Compared to 2022, Fressnapf’s sales grew by around €475 million ($514.3M) in 2023.
While Germany continues to be its biggest market in terms of turnover, with gross sales reaching €2.1 billion ($2.27B), international business grew by 19% to €1.9 billion ($2.06B).
The company said its online sales also increased more than 20% compared to 2022. France and Belgium saw the “most pronounced” growth in the e-commerce channel, with rates of 59% and 67% respectively.
For Founder and Owner Torsten Toeller, the group’s business model “has proven to be resilient.”
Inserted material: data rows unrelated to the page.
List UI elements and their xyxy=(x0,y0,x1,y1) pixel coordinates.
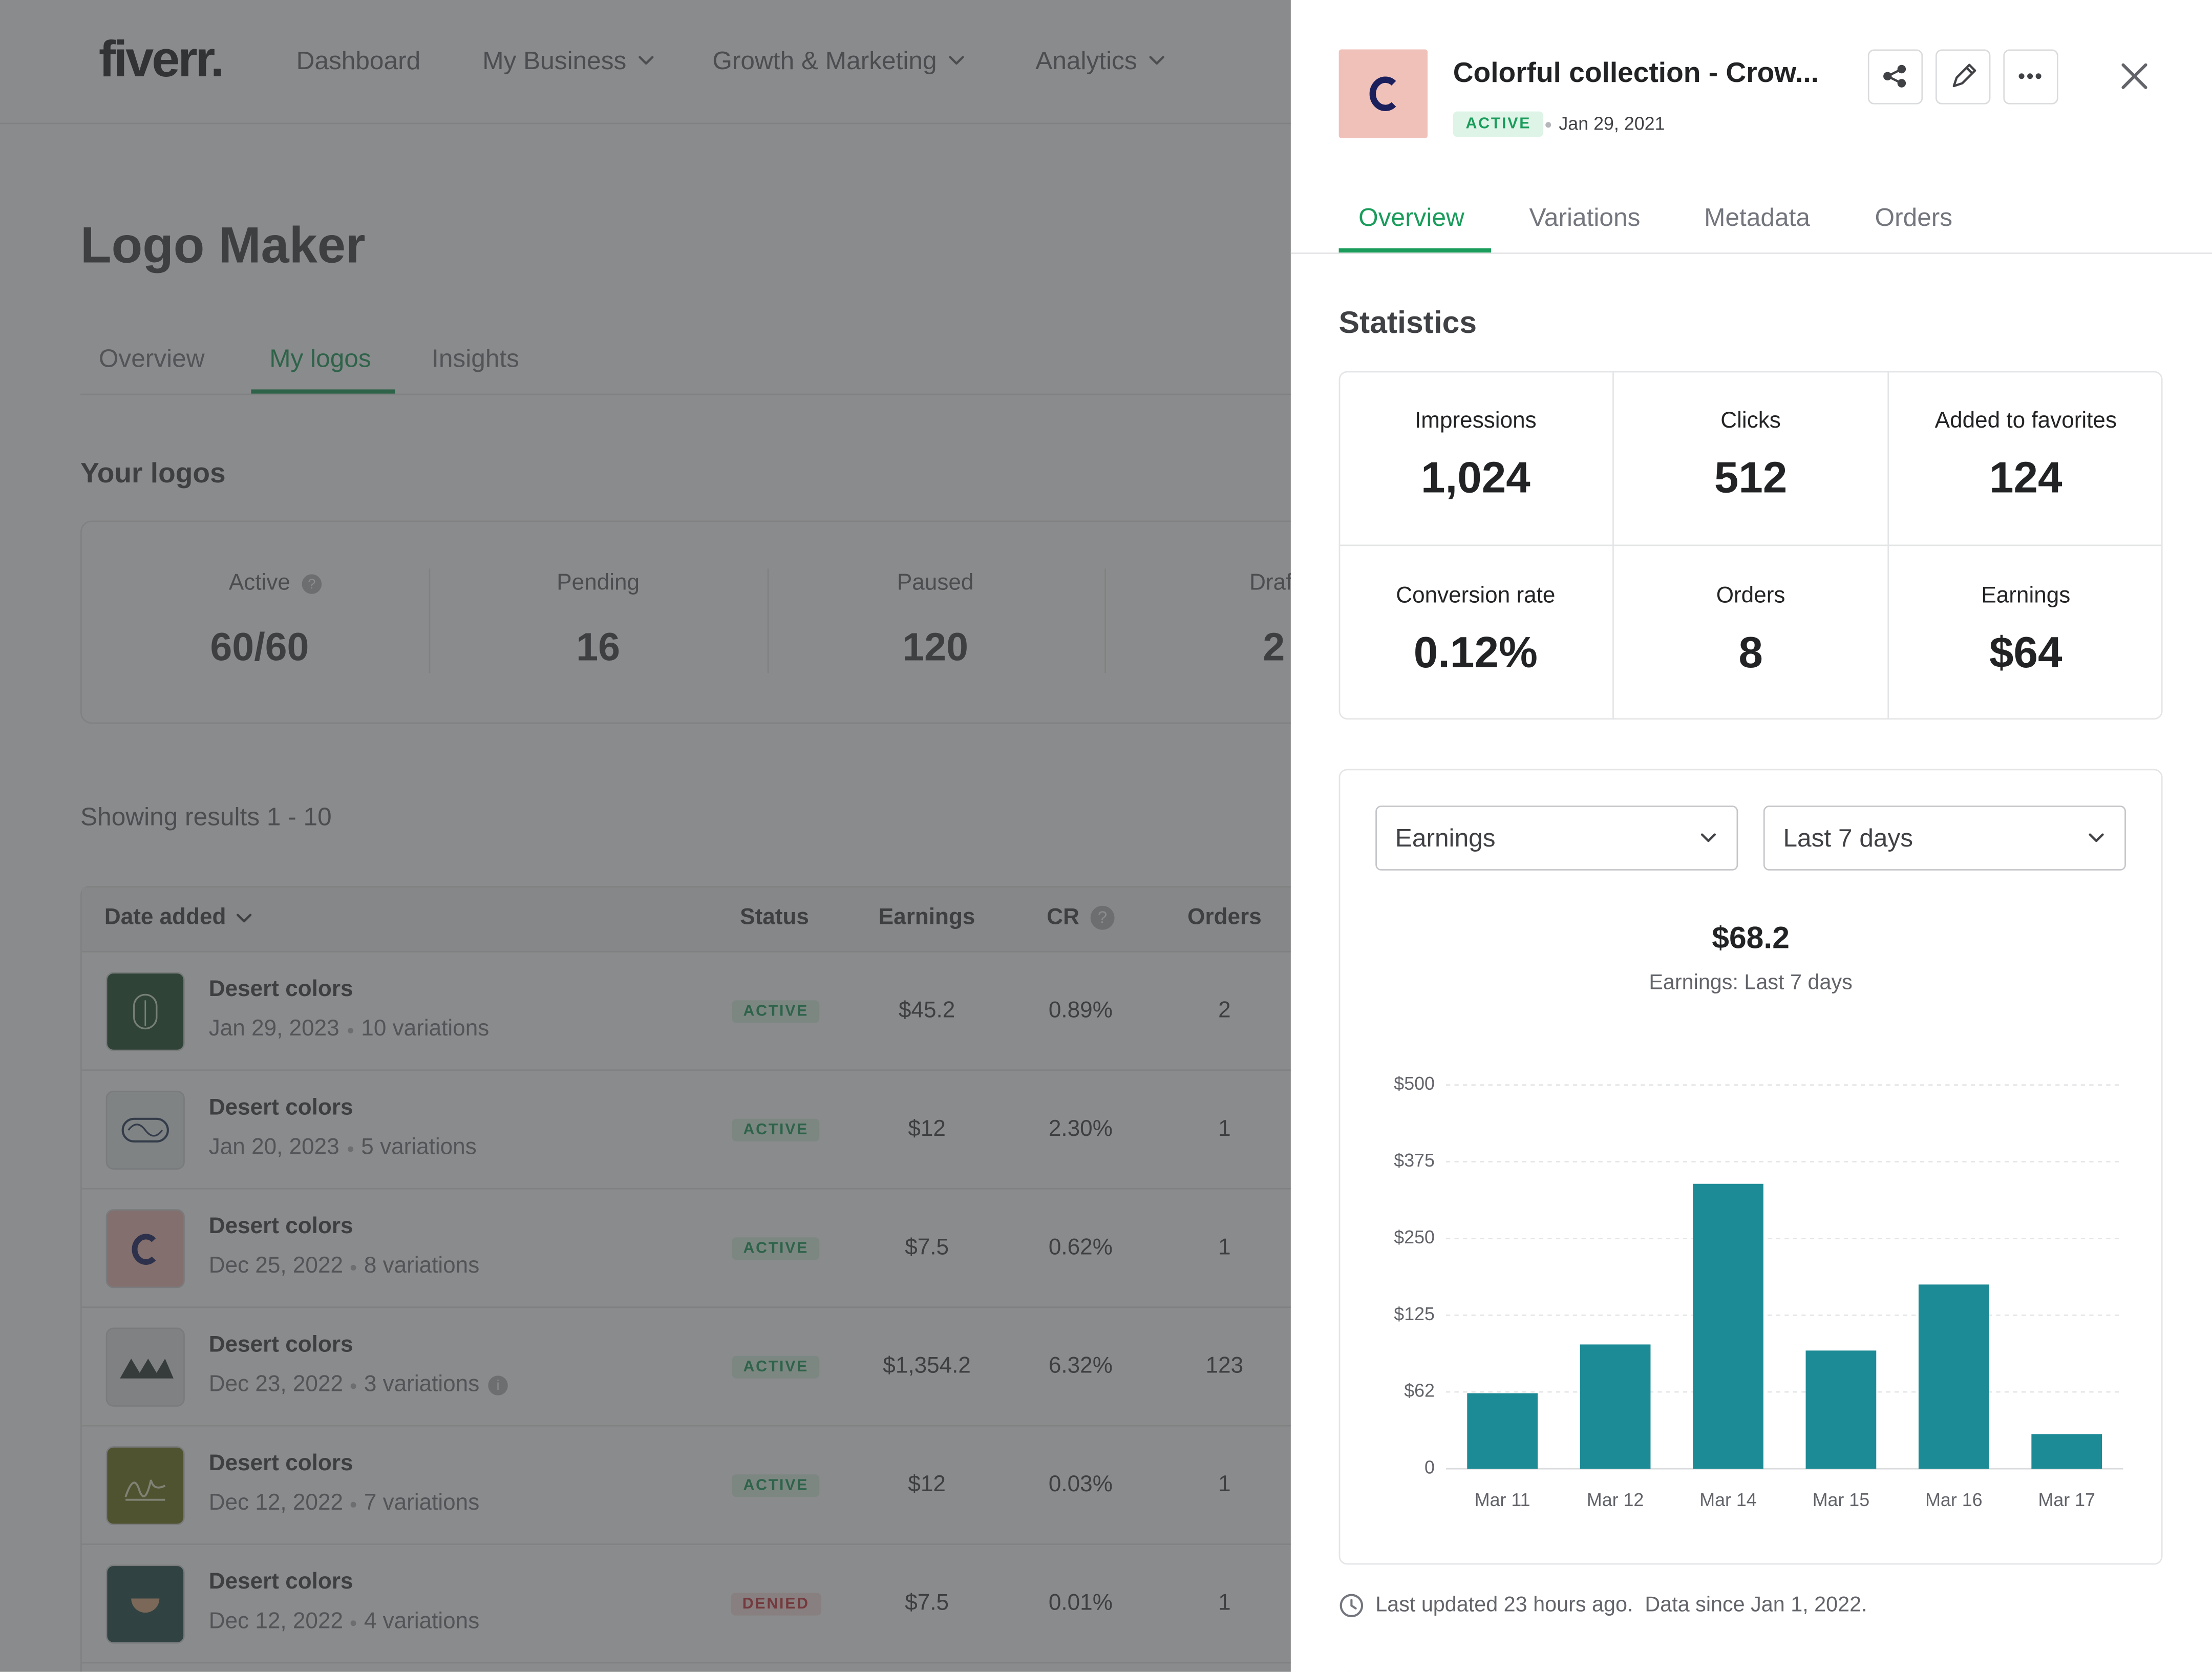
close-button[interactable] xyxy=(2119,60,2150,92)
dropdown[interactable] xyxy=(1763,806,2126,871)
dot xyxy=(1545,122,1551,128)
side-panel: Colorful collection - Crow... ACTIVE Jan 2… xyxy=(1290,0,2212,1672)
chart-card xyxy=(1338,769,2163,1565)
divider xyxy=(1887,371,1889,720)
dropdown[interactable] xyxy=(1375,806,1738,871)
more-button[interactable] xyxy=(2003,49,2058,104)
divider xyxy=(1338,544,2163,546)
status-badge: ACTIVE xyxy=(1453,111,1544,137)
chevron-icon xyxy=(1700,833,1716,842)
share-button[interactable] xyxy=(1867,49,1923,104)
chevron-icon xyxy=(2089,833,2104,842)
edit-button[interactable] xyxy=(1936,49,1991,104)
tabs-border xyxy=(1290,252,2212,254)
clock-icon xyxy=(1339,1594,1364,1618)
divider xyxy=(1612,371,1614,720)
overlay[interactable] xyxy=(0,0,1291,1672)
tab-underline xyxy=(1338,248,1492,253)
logo-thumbnail xyxy=(1338,49,1428,139)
“The positive sales development is based on the consistent implementation of our strategy towards the omnichannel ecosystem,” he notes, adding that this was driven by the expansion and transformation of their stores, including “the wider pan-European footprint through the acquisition of Jumper in the Netherlands and the extension and internationalization of our service offering.”
The pet retailer acquired Dutch pet retailer Jumper Groep last November in a bid to strengthen its presence in the Netherlands.
Plans for the future
To build out its sales channel and strengthen its online customer experience, Fressnapf is building a new 72,000-square-meter logistics center in Germany with an automated shipping hub, from which it plans to service its growing e-commerce business throughout Europe.
The company has also earmarked more than €500 million ($541.4M) toward future investments over the next 3 years. “The investments, which are made from [our] own resources, focus on the areas of expansion, future store, IT, supply chain and human resources,” explains Fressnapf Group CEO Johannes Steegmann.
Along with an increase in turnover, Fressnapf also grew its employee head count. The company currently employs close to 18,000 people across Europe, more than 1,300 of whom work at its headquarters in Germany.
Fressnapf also plans to continue hiring through 2024, expecting to add around 850 new store employees and 800 new jobs in its new logistics center.